I've been given the task to simultaneously solve:

$$x^2 + y ^ 2 - 2 x + 6y - 35 = 0$$

$$2x + 3y = 5$$

I've tried applying the substitution method by reordering the second equation to both $x$ and $y$, but both times I have got a surd.

According to the answers I should be getting $(-2, 3)$ and $(\frac{100}{13}, -\frac{45}{13})$, so evidently I am doing something wrong.

This is in the chapter Equations Reducible to Quadratics and I can not see how the material in the intro applies to the question.

Answer 1

From the second equation, we have that $x=\frac{5-3y}{2}$. Plugging this into the first equation, $$\left(\frac{5-3y}{2}\right)^2+y^2-(5-3y)+6y-35=0\\ \frac{9y^2-30y+25}{4}+y^2+9y-40=0$$ Multiplying by $4$, $$9y^2-30y+25+4y^2+36y-160=0\\ 13y^2+6y-135=0$$ Applying the quadratic formula, $$y=\frac{-6\pm\sqrt{6^2-4(13)(-135)}}{26}\\ =\frac{-6\pm84}{26}=\frac{-3\pm42}{13}=3,-\frac{45}{13}$$ Plugging these values back into our equation $x=\frac{5-3y}{2}$, we get solutions of $(2,-3)$, and $(\frac{100}{13},-\frac{45}{13}).$

Answer 2

i will write the first equation as $$4x^2 + 4y^2 -8x + 24y -140 = 0 \tag 1$$ form the second equation, we have $$2x = 5 - 3y, 4x^2 = (5-3y)^2 = 9y^2 - 30y + 25 \tag 2$$ subbing $(2)$ in $(1)$ gives us $$(9y^2-30y+25)+ 4y^2-4(5-3y)+24y - 140 = 0$$ this simplifies to $$0=13y^2+6y-135= (y-3)(13y+45) $$

i hope you can take it from here.

Answer 3

$x^2 + y^2 + 3y - 5 + 6y - 35 = 0 \to x^2 = 40 - y^2 - 9y \to (5-3y)^2 = 4x^2 = 160 - 4y^2 - 36y \to 25 - 30y + 9y^2 = 160 - 4y^2 - 36y \to 13y^2 + 6y - 135 = 0$. Can you continue?

Answer 4

By completing the square you can rewrite the first equation as $$(x-1)^2+(y+3)^2=45.$$ So after the substitution $s=x-1$, $t=y+3$ you have new equations (which may be a bit simpler) $$ \begin{align*} s^2+t^2&=45\\ 2s+3t&=12 \end{align*} $$

This system of equations has a geometrical interpretation as intersection of a circle and a line. So you can draw a picture which might help you visualize the problem.
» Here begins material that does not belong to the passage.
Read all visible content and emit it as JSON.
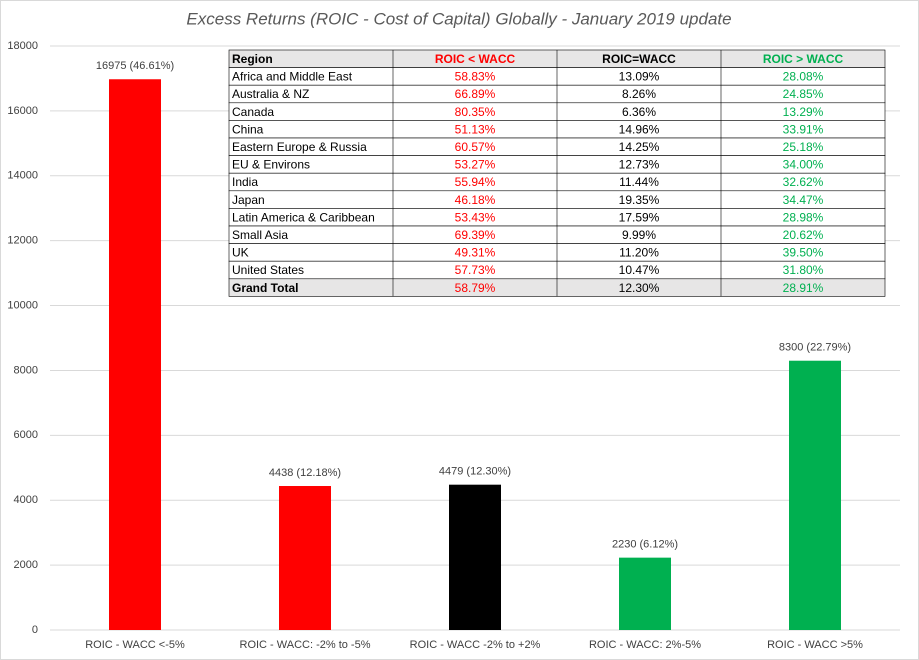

Now if you express $t=4-\frac23s$ from the second equation you get $$t^2=16-\frac{16}3s+\frac49s^2.$$ Substituting this into the first equation you get $$\frac{13}9s^2-\frac{16}3s-29=0\\ 13s^2-48s-261=0$$

This quadratic equation has two solutions $s=-3$ and $s=\frac{87}{13}$, which lead to $x=-2$ and $x=\frac{110}{13}$.
If you know values of $s$ and $x$, you can easily calculate $t$ and $y$.